Adventures in Attachment Parenting: Happy to be Older and Wiser by Allison Silver
I never knew before the birth of our daughter how much I would love being a mom. This past year I have even thought, “Maybe we shouldn’t have waited so long to have our first child. Maybe we should’ve had our first child earlier.” I started thinking about it again this past week when my mother-in-law called me and told me that her father’s eighteen-year-old caregiver had emailed her resignation stating that she was pregnant.

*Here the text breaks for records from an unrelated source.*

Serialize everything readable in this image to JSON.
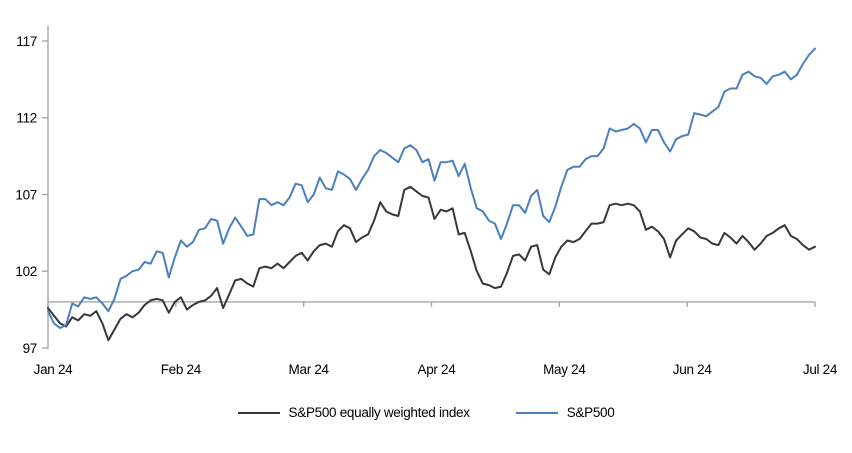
{
  "legend": {
    "items": [
      {
        "label": "S&P500 equally weighted index",
        "color_key": "equal_weight"
      },
      {
        "label": "S&P500",
        "color_key": "sp500"
      }
    ]
  },
  "chart_data": {
    "type": "line",
    "title": "",
    "xlabel": "",
    "ylabel": "",
    "x_tick_labels": [
      "Jan 24",
      "Feb 24",
      "Mar 24",
      "Apr 24",
      "May 24",
      "Jun 24",
      "Jul 24"
    ],
    "y_ticks": [
      97,
      102,
      107,
      112,
      117
    ],
    "ylim": [
      97,
      118
    ],
    "baseline_value": 100,
    "grid": false,
    "legend_position": "bottom",
    "colors": {
      "equal_weight": "#383838",
      "sp500": "#4a80bd",
      "axis": "#a6a6a6",
      "baseline": "#a6a6a6",
      "text": "#000000"
    },
    "series": [
      {
        "name": "S&P500 equally weighted index",
        "color_key": "equal_weight",
        "values": [
          99.6,
          99.1,
          98.6,
          98.4,
          99.0,
          98.8,
          99.2,
          99.1,
          99.4,
          98.6,
          97.5,
          98.2,
          98.9,
          99.2,
          99.0,
          99.3,
          99.8,
          100.1,
          100.2,
          100.1,
          99.3,
          100.0,
          100.3,
          99.5,
          99.8,
          100.0,
          100.1,
          100.4,
          100.9,
          99.6,
          100.5,
          101.4,
          101.5,
          101.2,
          101.0,
          102.2,
          102.3,
          102.2,
          102.5,
          102.2,
          102.6,
          103.0,
          103.2,
          102.7,
          103.3,
          103.7,
          103.8,
          103.6,
          104.6,
          105.0,
          104.8,
          103.9,
          104.2,
          104.4,
          105.3,
          106.5,
          105.9,
          105.7,
          105.6,
          107.3,
          107.5,
          107.2,
          106.9,
          106.8,
          105.4,
          106.0,
          105.9,
          106.1,
          104.4,
          104.5,
          103.3,
          102.0,
          101.2,
          101.1,
          100.9,
          101.0,
          101.9,
          103.0,
          103.1,
          102.7,
          103.6,
          103.7,
          102.1,
          101.8,
          102.9,
          103.6,
          104.0,
          103.9,
          104.1,
          104.6,
          105.1,
          105.1,
          105.2,
          106.3,
          106.4,
          106.3,
          106.4,
          106.3,
          105.9,
          104.7,
          104.9,
          104.6,
          104.1,
          102.9,
          104.0,
          104.4,
          104.8,
          104.6,
          104.2,
          104.1,
          103.8,
          103.7,
          104.5,
          104.2,
          103.8,
          104.3,
          103.9,
          103.4,
          103.8,
          104.3,
          104.5,
          104.8,
          105.0,
          104.3,
          104.1,
          103.7,
          103.4,
          103.6
        ]
      },
      {
        "name": "S&P500",
        "color_key": "sp500",
        "values": [
          99.4,
          98.6,
          98.3,
          98.5,
          99.9,
          99.7,
          100.3,
          100.2,
          100.3,
          99.9,
          99.4,
          100.2,
          101.5,
          101.7,
          102.0,
          102.1,
          102.6,
          102.5,
          103.3,
          103.2,
          101.6,
          102.9,
          104.0,
          103.6,
          103.9,
          104.7,
          104.8,
          105.4,
          105.3,
          103.8,
          104.8,
          105.5,
          104.9,
          104.3,
          104.4,
          106.7,
          106.7,
          106.3,
          106.5,
          106.3,
          106.8,
          107.7,
          107.6,
          106.5,
          107.0,
          108.1,
          107.4,
          107.3,
          108.5,
          108.3,
          108.0,
          107.3,
          108.0,
          108.6,
          109.5,
          109.9,
          109.7,
          109.4,
          109.1,
          110.0,
          110.2,
          109.9,
          109.1,
          109.3,
          107.9,
          109.1,
          109.1,
          109.2,
          108.2,
          109.0,
          107.4,
          106.1,
          105.9,
          105.3,
          105.1,
          104.1,
          105.1,
          106.3,
          106.3,
          105.8,
          106.9,
          107.3,
          105.6,
          105.2,
          106.2,
          107.5,
          108.6,
          108.8,
          108.8,
          109.3,
          109.5,
          109.5,
          110.0,
          111.3,
          111.1,
          111.2,
          111.3,
          111.6,
          111.3,
          110.4,
          111.2,
          111.2,
          110.4,
          109.8,
          110.6,
          110.8,
          110.9,
          112.3,
          112.2,
          112.1,
          112.4,
          112.7,
          113.7,
          113.9,
          113.9,
          114.8,
          115.0,
          114.7,
          114.6,
          114.2,
          114.7,
          114.8,
          115.0,
          114.5,
          114.8,
          115.5,
          116.1,
          116.5
        ]
      }
    ]
  }
}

Pregnant at eighteen! Holy Moly! I can’t even imagine being pregnant at eighteen! So many things started going through my head. Is she eating a good diet? Is she taking prenatal vitamins? Is she getting prenatal care? There are so many things that I think about now that I wouldn’t have had even a clue about when I was eighteen. I don’t know about you, but looking back, I didn’t even know who I was at eighteen. Of course, like most eighteen-year-olds I thought I had it all figured out! But little did I know how much my life would change in just a few short years. In fact, I am positive that I would not be the mother I am today if I would have started my family at eighteen.
The more I think about it the more I am convinced that there are some real benefits to having a family later than sooner. As a mother I am much more confident in my parenting choices. When you are younger so much of what you believe in is influenced by others. Being older I have much more life experience and real world knowledge than I did when I was eighteen. If I would have started my family when I was younger I don’t think I would be able to stand up against societal pressure and follow my maternal instincts.
I most likely would not have researched parenting styles and decided to pursue the attachment parenting philosophy. Attachment parenting requires people to put their child’s needs before their own. My husband and I met in our mid-twenties and as twenty something’s we were still very much wrapped up in ourselves and our own needs. Putting a child’s needs first was the last thing on our minds.
There is no way that we would have been ready to handle the financial or emotional responsibility of raising a family when we were younger. At this point in our lives our relationship is solid and we have much more financial stability. We have both worked very hard to be at a point in our lives where we can make financial decisions such as allowing me to stay home. Staying home with our daughter would not have been an option if we would have started a family when we were younger.
Time is a big factor. Last week when we wFere on vacation we went to a local community park and I met a grandmother who said, “I love my grandkids. I now have the time that I didn’t have with my own children.” After she said this I thought to myself how grateful I am that I do have the time. I have the time to spend with my daughter right now.
Overall, people are living longer these days and are able to start their families later if they so desire. This gives them time to figure out who they are and what they want from life. If we had children earlier, it would have been much harder for us to travel or pursue higher education. All of these experiences make us the people we are today.
I am at a point in my life where I am able to devote my time to our daughter and not be resentful of all the things I could’ve or should’ve done. In fact, I love spending this time with her. I’m not certain that I would have loved it so much when I was eighteen or even in my twenties. I feel confident that this is where I am supposed to be in my life right now.